Хлеб раздавался не бесплатно. «Нельзя оскорблять крестьян подачками», – публично заявил император. Спасённые от голода обязаны были строить. Под руководством агрономов из той же тимирязевской комиссии селяне высаживали защитные лесополосы, производили облесение балок и оврагов, на пути стоков воды выкапывали пруды, прокладывали оросительные и мелиорационные канавы, осушали болота. «План преобразования природы», опубликованный во всех газетах и журналах, уже стал библией для студентов и выпускников агрономических факультетов. Каждому молодому и честолюбивому хотелось увидеть своё имя в списках героев, покончивших с голодом. Впрочем, до Маньчжурии агроэнтузиасты пока не добрались, и новый губернатор решал проблемы кадрового голода другими способами. Ещё в марте Гродеков ознакомился и отправил в войска высочайший указ о наделении землей в Маньчжурии всех, отслуживших в этих краях и на Дальнем Востоке не менее трёх лет. Рядовым и матросам – тридцать десятин, унтерам и кондукторам – пятьдесят и офицерам – аж сто десятин. После этого указа военное ведомство захлестнул вал рапортов и прошений, а дальневосточные округа не только заполнили все свободные вакансии, но и впервые получили возможность выбирать наиболее образованных и умелых.
Воспоминания губернатора Маньчжурии прервали очередные фанфары – награждались отличившиеся в борьбе с голодом. Сельские старосты, земские доктора и учителя, простые крестьяне и мещане получали из рук императора ордена Кузьмы Минина, становясь новой элитой, или, как их уже за глаза называли, «миньонами».
Да, в России решительным образом что-то поменялось. Так, как было в Крымскую войну, уже не будет…
– Ваше высокопревосходительство! – тронул за плечо генерала адъютант. – Вас, а также генералов Чичагова и Грибского – срочно в Генеральный штаб. Предписание начальника генштаба Юденича, утвержденное его величеством!
– Жаль, – вздохнул Гродеков, встретившись взглядом с Грибским, – мне бы очень хотелось дождаться награждения государственных чиновников и дипломатов новым главой МИДа.

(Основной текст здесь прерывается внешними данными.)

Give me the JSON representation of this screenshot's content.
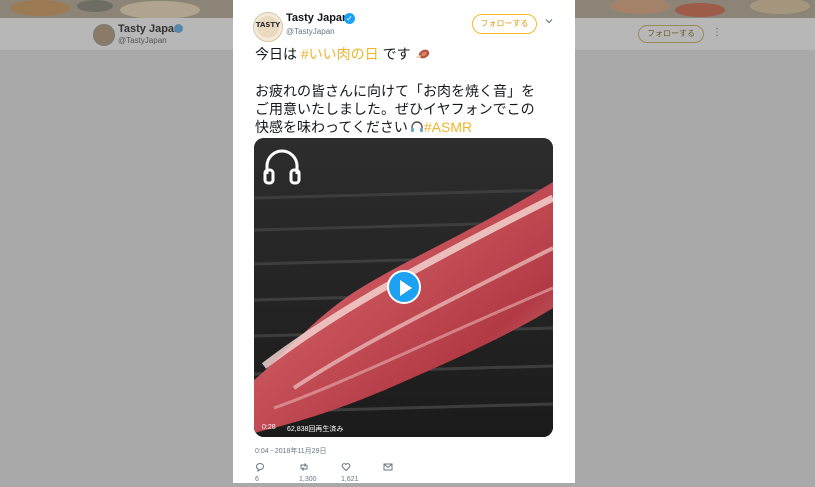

– Да, – согласился Чичагов, – посмотреть на её величество Марию Федоровну в роли министра иностранных дел мне тоже было бы крайне любопытно. Её назначение произвело небывалый фурор.
– Что-то мне подсказывает, что еще насмотримся, – вздохнул Гродеков. – Ну что, господа генералы! По коням!
Этот остзейский край заметно выделяется во всей Прибалтике необычностью ландшафта. Ровная как стол земля древних ливов вдруг морщится холмами и распадками, как шкура шарпея, шерстится мохнатыми ельниками, рогатится дубравами, чудом оставшимися в этих местах после первой рукотворной экологической катастрофы, когда ганзейские купцы начисто выпилили местный лес, пригодный для бондарей и корабелов.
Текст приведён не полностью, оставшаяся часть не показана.